Bayesian inference in ring attractor networks.

Working memories are thought to be held in attractor networks in the brain. These attractors should keep track of the uncertainty associated with each memory, so as to weigh it properly against conflicting new evidence. However, conventional attractors do not represent uncertainty. Here, we show how uncertainty could be incorporated into an attractor, specifically a ring attractor that encodes head direction. First, we introduce a rigorous normative framework (the circular Kalman filter) for benchmarking the performance of a ring attractor under conditions of uncertainty. Next, we show that the recurrent connections within a conventional ring attractor can be retuned to match this benchmark. This allows the amplitude of network activity to grow in response to confirmatory evidence, while shrinking in response to poor-quality or strongly conflicting evidence. This "Bayesian ring attractor" performs near-optimal angular path integration and evidence accumulation. Indeed, we show that a Bayesian ring attractor is consistently more accurate than a conventional ring attractor. Moreover, near-optimal performance can be achieved without exact tuning of the network connections.
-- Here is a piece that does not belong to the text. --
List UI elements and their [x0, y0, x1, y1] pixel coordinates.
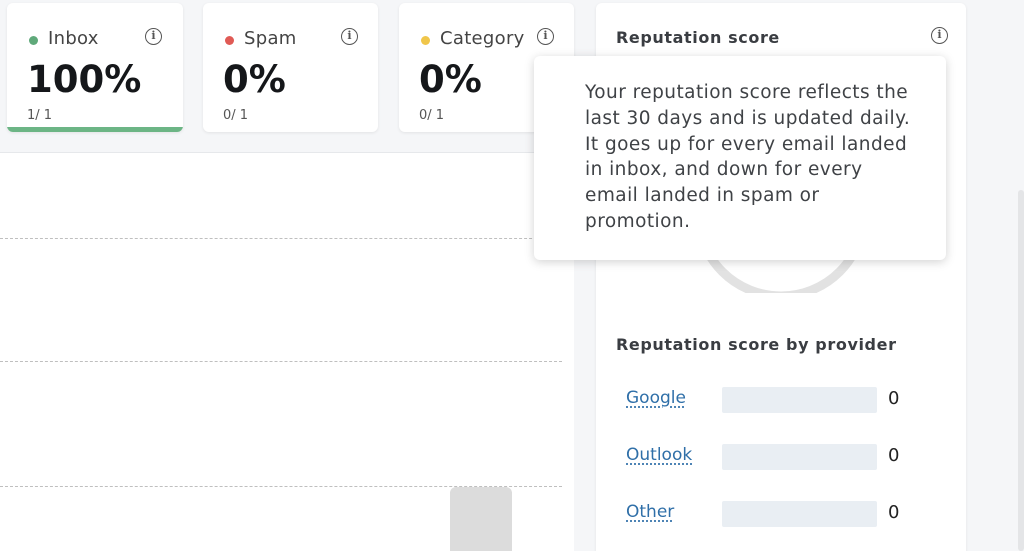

Finally, we use large-scale connectome data to show that the network can achieve near-optimal performance even after we incorporate biological constraints. Our work demonstrates how attractors can implement a dynamic Bayesian inference algorithm in a biologically plausible manner, and it makes testable predictions with direct relevance to the head direction system as well as any neural system that tracks direction, orientation, or periodic rhythms.